Gonna wade in here (sigh).
So, before I start -- I've designed switching motor drives before. That's basically what an ESC is, except that the ones I've designed have been fancier and much larger for the amount of power handled. Which is the long way of saying -- yes, I know what I'm talking about.
John, Fred, and Mark seem to be on track here.
I am trying to get a rough idea of where the amps will move (assuming same motor, prop and rpm setting) if I go from a 4S pack to a 5S pack. Is there a straight forward formula to calculate how many amps one needs with the 5cell vs. the 4cell?
To a first-order approximation, yes. If you know the current for four cells, multiply it by 4/5 -- that's close to the current for five cells if you don't change anything else.
Also how does the total mah capacity change?
The same factor of 4/5.
About all the battery voltage, Kv, RMS voltage, current at the motor, change your prop, freak out, tear off all your clothes and go dancing through the streets, etc., etc. --
An ESC is a
switching amplifier, and a motor is a honkin' big inductor.
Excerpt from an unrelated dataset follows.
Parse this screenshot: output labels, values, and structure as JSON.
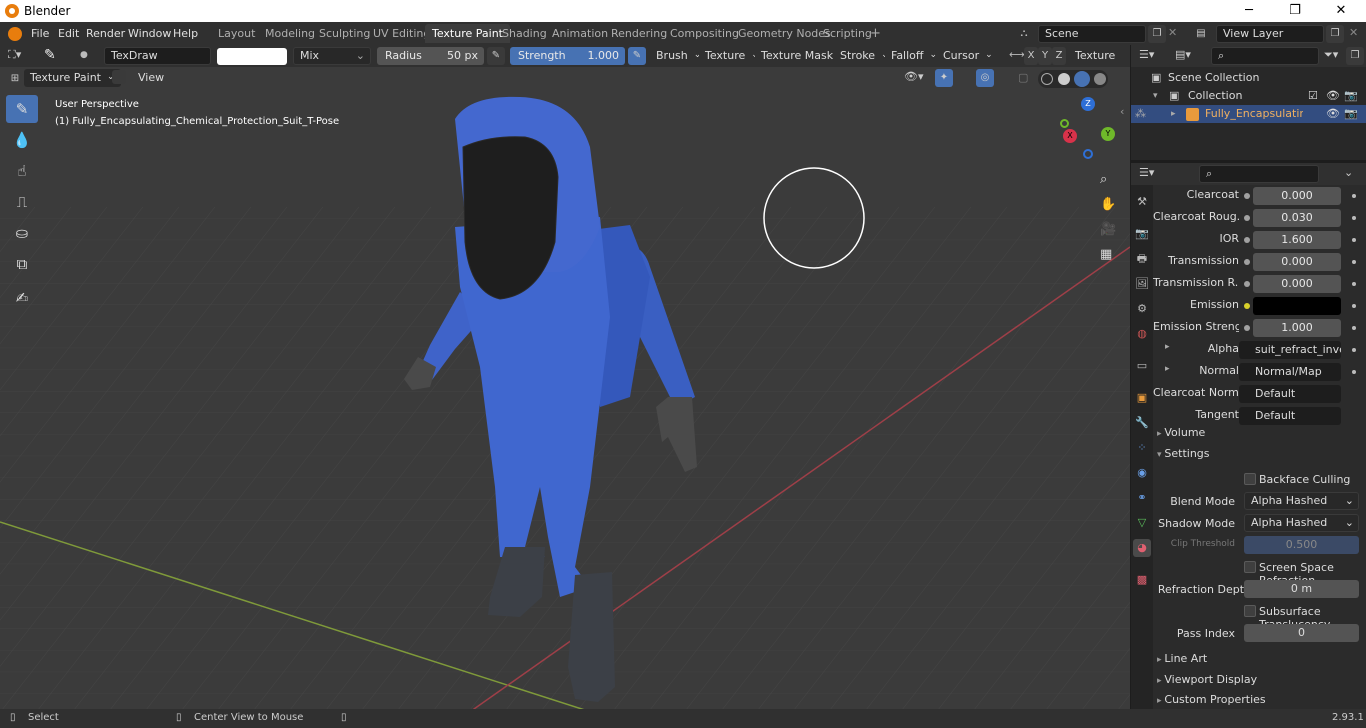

To the extent that the efficiency remains the same (this is important), if all you do is increase the cell count by one you'll take the same
power out of the batteries to drive the motor at the same
speed.
In general, if the system works with four cells, it'll work with slightly diminished efficiency with five cells -- you'll lose a few percentage points efficiency, your motor and ESC will run marginally hotter, the current reduction won't be
quite a factor of 4/5 -- but unless something is really wrong, it'll be within 5%.
I'm even sure that it'd be worth the experiment to try slapping six cells into a "4 cell" system. I suspect that at that point the motor would start getting perceptibly warmer, and you'd have to go to a more expensive ESC, which might also run warmer. All things being equal, efficiency would be down even more than with the four to five cell jump. I'd expect that if you tried it, you'd say "yes! a win for science!", then you'd want to go shopping for a motor with a lower Kv rating.
... Depending on the Kv of the motor chances are that you will have to switch to a smaller prop if you up the voltage. ...
Nope. Not for CL stunt. Yes, that's absolutely solid advice for someone flying RC without a speed-regulated ESC, but it's not how electric CL stunt works. Control line stunt is just about the opposite of that. With "normal" RC, the voltage to the motor is
always limited by the voltage at the battery, and any time you nail the throttle that's what the motor sees. With control line stunt you
never ever want the ESC to be at "full throttle" -- when that happens, it means that the motor speed has fallen out of regulation, and unpredictable things (like sagging in the overhead maneuvers) will happen.
What
does happen is that the system regulates the speed of the motor. The motor, being pretty efficient, needs the power it supplies to the prop plus 10 to 20 percent more. The ESC, also being pretty efficient, needs the power it supplies to the motor plus 5 to 10 percent more. Matching the motor Kv to the "full throttle" output of the ESC does make everything more efficient, but not terribly so -- as long as you're not overheating anything, running out of voltage overhead when the plane's overhead, or drawing the batteries down too much each flight, you're fine.